The Securities and Exchange Commission (SEC) – the regulator of U.S. financial assets – has warned investors that some ICOs may constitute fraud, and that some coins may in fact function like securities and need to be regulated as such. Canada’s securities regulator has issued a similar statement.

Government response

Governments don’t like bitcoin much. Its anonymity allows users to operate in the shadows, sell narcotics, capitalize on ransomware (software that hijacks a computer until the owner pays a ransom in a cryptocurrency) and maybe, some fear, finance terrorists.

Plus, there are tax implications. In most countries, citizens are required to pay taxes on earnings. But the taxman can’t peer into your bitcoin holdings the way he can look at your Bank of America statement (though, by law, Americans are required to pay taxes on bitcoin profits).

And finally, cryptocurrencies undermine government authority. North Korea may be using bitcoin to evade sanctions.
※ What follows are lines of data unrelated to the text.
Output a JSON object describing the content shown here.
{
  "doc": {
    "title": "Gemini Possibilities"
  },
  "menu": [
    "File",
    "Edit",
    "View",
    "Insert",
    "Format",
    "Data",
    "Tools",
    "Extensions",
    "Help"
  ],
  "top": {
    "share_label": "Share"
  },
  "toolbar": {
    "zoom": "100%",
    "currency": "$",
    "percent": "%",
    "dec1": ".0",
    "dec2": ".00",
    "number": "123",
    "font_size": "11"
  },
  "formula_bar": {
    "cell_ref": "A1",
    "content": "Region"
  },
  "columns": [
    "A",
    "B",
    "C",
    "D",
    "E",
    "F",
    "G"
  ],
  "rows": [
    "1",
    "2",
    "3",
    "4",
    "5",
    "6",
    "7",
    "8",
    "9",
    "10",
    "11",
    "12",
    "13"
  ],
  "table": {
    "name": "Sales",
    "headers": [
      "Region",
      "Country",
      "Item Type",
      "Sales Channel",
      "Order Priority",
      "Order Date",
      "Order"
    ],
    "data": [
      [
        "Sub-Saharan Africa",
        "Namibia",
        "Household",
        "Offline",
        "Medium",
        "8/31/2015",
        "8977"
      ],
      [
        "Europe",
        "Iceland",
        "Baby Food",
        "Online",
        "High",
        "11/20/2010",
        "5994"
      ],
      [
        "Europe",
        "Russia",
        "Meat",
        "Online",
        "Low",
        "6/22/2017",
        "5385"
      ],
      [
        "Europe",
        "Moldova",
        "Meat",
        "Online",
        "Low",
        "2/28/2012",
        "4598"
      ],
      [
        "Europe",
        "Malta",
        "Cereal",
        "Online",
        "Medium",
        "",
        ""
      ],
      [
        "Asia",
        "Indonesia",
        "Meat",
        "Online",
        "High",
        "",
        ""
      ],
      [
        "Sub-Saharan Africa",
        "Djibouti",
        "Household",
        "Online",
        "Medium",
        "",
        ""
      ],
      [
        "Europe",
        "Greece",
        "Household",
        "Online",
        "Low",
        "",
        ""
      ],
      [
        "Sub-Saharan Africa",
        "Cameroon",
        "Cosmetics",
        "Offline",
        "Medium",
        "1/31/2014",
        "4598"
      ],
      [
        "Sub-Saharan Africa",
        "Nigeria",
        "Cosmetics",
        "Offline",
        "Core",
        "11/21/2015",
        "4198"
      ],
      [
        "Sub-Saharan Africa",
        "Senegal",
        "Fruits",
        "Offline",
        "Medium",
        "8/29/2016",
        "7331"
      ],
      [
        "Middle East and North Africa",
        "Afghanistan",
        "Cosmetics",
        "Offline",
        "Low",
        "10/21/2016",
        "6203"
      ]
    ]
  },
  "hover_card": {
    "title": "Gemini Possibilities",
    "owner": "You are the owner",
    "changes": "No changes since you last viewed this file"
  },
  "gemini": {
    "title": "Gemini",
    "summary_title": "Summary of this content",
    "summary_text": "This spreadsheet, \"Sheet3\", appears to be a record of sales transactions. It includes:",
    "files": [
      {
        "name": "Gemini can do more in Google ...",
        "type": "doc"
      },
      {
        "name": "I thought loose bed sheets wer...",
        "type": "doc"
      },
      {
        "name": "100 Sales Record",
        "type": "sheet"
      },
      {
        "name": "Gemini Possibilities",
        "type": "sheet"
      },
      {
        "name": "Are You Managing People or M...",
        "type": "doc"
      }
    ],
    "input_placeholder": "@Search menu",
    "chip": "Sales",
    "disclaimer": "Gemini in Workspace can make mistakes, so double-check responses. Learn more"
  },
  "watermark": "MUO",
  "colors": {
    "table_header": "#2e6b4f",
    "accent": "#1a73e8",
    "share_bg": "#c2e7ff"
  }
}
In September 2017, China took steps to ban cryptocurrency transactions shortly after banning new ICOs. After both announcements, bitcoin’s value tumbled.

Bitcoin believers argue that the community can regulate itself. But Tim Swanson, a scholar of cryptocurrencies at the Singapore University of Social Sciences, wrote on his blog in September 2017 that the idea the cryptocurrency community can police itself ignores its users’ self-interested motivations. Some users, trying to drum up demand, discount the threat posed by hackers (who exploit weaknesses in third-party systems used to store bitcoin). Others lobby against regulations because “much of the original bitcoin infrastructure was set up and co-opted by bitcoiners themselves, some of whom were bad actors from day one.”
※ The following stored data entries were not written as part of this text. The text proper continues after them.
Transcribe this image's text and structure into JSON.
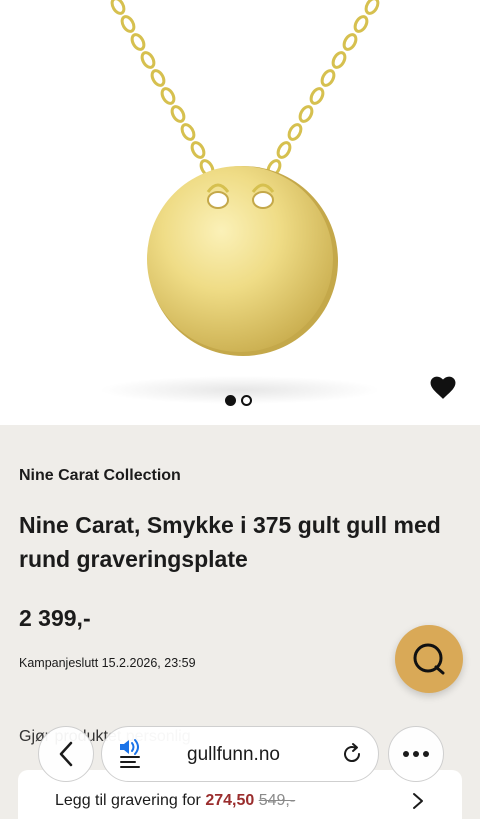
{
  "gallery": {
    "slides_total": 2,
    "active_slide": 1
  },
  "product": {
    "brand": "Nine Carat Collection",
    "title": "Nine Carat, Smykke i 375 gult gull med rund graveringsplate",
    "price": "2 399,-",
    "campaign": "Kampanjeslutt 15.2.2026, 23:59",
    "section_partial": "Gjør produktet personlig"
  },
  "browser": {
    "url": "gullfunn.no"
  },
  "engraving": {
    "label": "Legg til gravering for",
    "price": "274,50",
    "old_price": "549,-"
  },
  "colors": {
    "accent_gold": "#d9a957",
    "sale_red": "#9a2d2d",
    "background": "#efede9"
  },
  "icons": [
    "heart-icon",
    "chat-icon",
    "back-arrow-icon",
    "speaker-icon",
    "menu-lines-icon",
    "reload-icon",
    "more-icon",
    "chevron-right-icon"
  ]
}
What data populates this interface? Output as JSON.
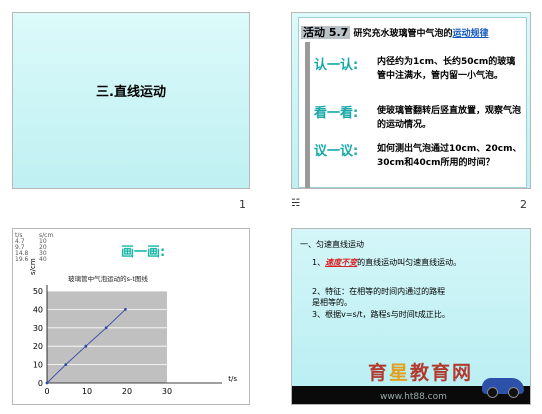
{
  "slide1": {
    "title": "三.直线运动",
    "number": "1"
  },
  "slide2": {
    "number": "2",
    "note_icon": "note-icon",
    "header_activity": "活动 5.7",
    "header_text": "研究充水玻璃管中气泡的",
    "header_link": "运动规律",
    "items": [
      {
        "label": "认一认:",
        "text": "内径约为1cm、长约50cm的玻璃管中注满水，管内留一小气泡。"
      },
      {
        "label": "看一看:",
        "text": "使玻璃管翻转后竖直放置，观察气泡的运动情况。"
      },
      {
        "label": "议一议:",
        "text": "如何测出气泡通过10cm、20cm、30cm和40cm所用的时间？"
      }
    ]
  },
  "slide3": {
    "table_headers": [
      "t/s",
      "s/cm"
    ],
    "table_rows": [
      [
        "4.7",
        "10"
      ],
      [
        "9.7",
        "20"
      ],
      [
        "14.8",
        "30"
      ],
      [
        "19.6",
        "40"
      ]
    ],
    "heading": "画一画:"
  },
  "slide4": {
    "line1": "一、匀速直线运动",
    "line2_prefix": "1、",
    "line2_red": "速度不变",
    "line2_rest": "的直线运动叫匀速直线运动。",
    "line3": "2、特征：在相等的时间内通过的路程是相等的。",
    "line4": "3、根据v=s/t，路程s与时间t成正比。",
    "watermark_a": "育",
    "watermark_star": "星",
    "watermark_b": "教育网",
    "url": "www.ht88.com",
    "car_icon": "car-icon"
  },
  "chart_data": {
    "type": "line",
    "title": "玻璃管中气泡运动的s-t图线",
    "xlabel": "t/s",
    "ylabel": "s/cm",
    "xlim": [
      0,
      30
    ],
    "ylim": [
      0,
      50
    ],
    "xticks": [
      0,
      10,
      20,
      30
    ],
    "yticks": [
      0,
      10,
      20,
      30,
      40,
      50
    ],
    "grid": true,
    "series": [
      {
        "x": [
          0,
          4.7,
          9.7,
          14.8,
          19.6
        ],
        "y": [
          0,
          10,
          20,
          30,
          40
        ]
      }
    ],
    "colors": {
      "plot_bg": "#c0c0c0",
      "line": "#2f48a8"
    }
  }
}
A cat-and-mouse game between regulators and bitcoiners seems likely to occupy both communities, as well as scholars and governments, for the foreseeable future. Proposals for an outright ban are unlikely to end the conversation, since, to work, any ban would require harsh punishments, says a 2017 paper in the Journal of Economic Behavior and Organization.

One potential solution is for governments to issue their own cryptocurrencies. A September 2017 report from the Bank for International Settlements – the Basel-based arbiter for central banks – describes some projects in the works. Sweden, for example, is thinking about using blockchain technology in some of its central bank’s currency-trading infrastructure. In America, some have proposed “Fedcoin” as a government-backed crypto-dollar. Though Fedcoin may attract users, it is unlikely, suggests one American central banker, to satisfy diehard bitcoiners.

Other resources

Because there is no official organization or bank behind bitcoin, this explainer referenced a number of community forums for data, such as bitcoin.org and the Bitcoin Foundation, which the Washington Post once described as the “closest thing the anarchic bitcoin community has to an official public face.”
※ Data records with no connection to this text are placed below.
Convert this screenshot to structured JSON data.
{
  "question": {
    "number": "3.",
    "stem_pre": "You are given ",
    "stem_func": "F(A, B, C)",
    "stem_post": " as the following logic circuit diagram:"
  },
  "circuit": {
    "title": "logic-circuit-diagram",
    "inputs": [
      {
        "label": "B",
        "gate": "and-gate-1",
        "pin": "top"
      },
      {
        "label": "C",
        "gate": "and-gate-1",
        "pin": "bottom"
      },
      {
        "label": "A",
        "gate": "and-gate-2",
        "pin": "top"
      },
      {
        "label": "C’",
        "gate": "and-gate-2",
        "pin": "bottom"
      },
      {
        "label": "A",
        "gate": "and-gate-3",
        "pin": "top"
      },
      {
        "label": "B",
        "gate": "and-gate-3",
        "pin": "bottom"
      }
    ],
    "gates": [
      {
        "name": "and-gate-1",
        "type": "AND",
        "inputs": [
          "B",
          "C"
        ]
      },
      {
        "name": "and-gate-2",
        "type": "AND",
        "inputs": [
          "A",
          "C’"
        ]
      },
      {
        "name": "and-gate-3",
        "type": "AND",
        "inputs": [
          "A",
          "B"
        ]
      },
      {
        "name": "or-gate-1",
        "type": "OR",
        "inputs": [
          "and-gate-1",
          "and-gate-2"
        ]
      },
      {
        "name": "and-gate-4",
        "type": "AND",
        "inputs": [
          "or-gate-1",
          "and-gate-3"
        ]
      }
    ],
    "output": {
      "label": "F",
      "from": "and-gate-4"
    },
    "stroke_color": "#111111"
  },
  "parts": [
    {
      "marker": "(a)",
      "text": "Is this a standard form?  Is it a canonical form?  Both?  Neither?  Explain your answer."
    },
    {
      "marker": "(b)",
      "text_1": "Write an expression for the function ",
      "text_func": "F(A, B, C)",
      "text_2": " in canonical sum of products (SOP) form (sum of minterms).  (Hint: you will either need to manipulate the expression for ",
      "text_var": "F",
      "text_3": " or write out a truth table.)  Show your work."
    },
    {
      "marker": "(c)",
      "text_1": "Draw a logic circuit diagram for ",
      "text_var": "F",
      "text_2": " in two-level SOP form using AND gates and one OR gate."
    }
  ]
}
The Initiative for Cryptocurrencies and Contracts at Cornell University publishes some of the most cutting-edge research.

This blogpost by freeCodeCamp is a fun and easy-to-follow bitcoin explanation.

Oh and, by the way, the bitcoin blockchain occasionally splits. Fortune explains. Fortune’s blockchain reporter, Jeff John Roberts, also has an intriguing look at what happens to your bitcoins when you die.

A good overview of bitcoin, who uses it, who mines it and where, is this 2017 paper from the University of Cambridge Center for Alternative Finance.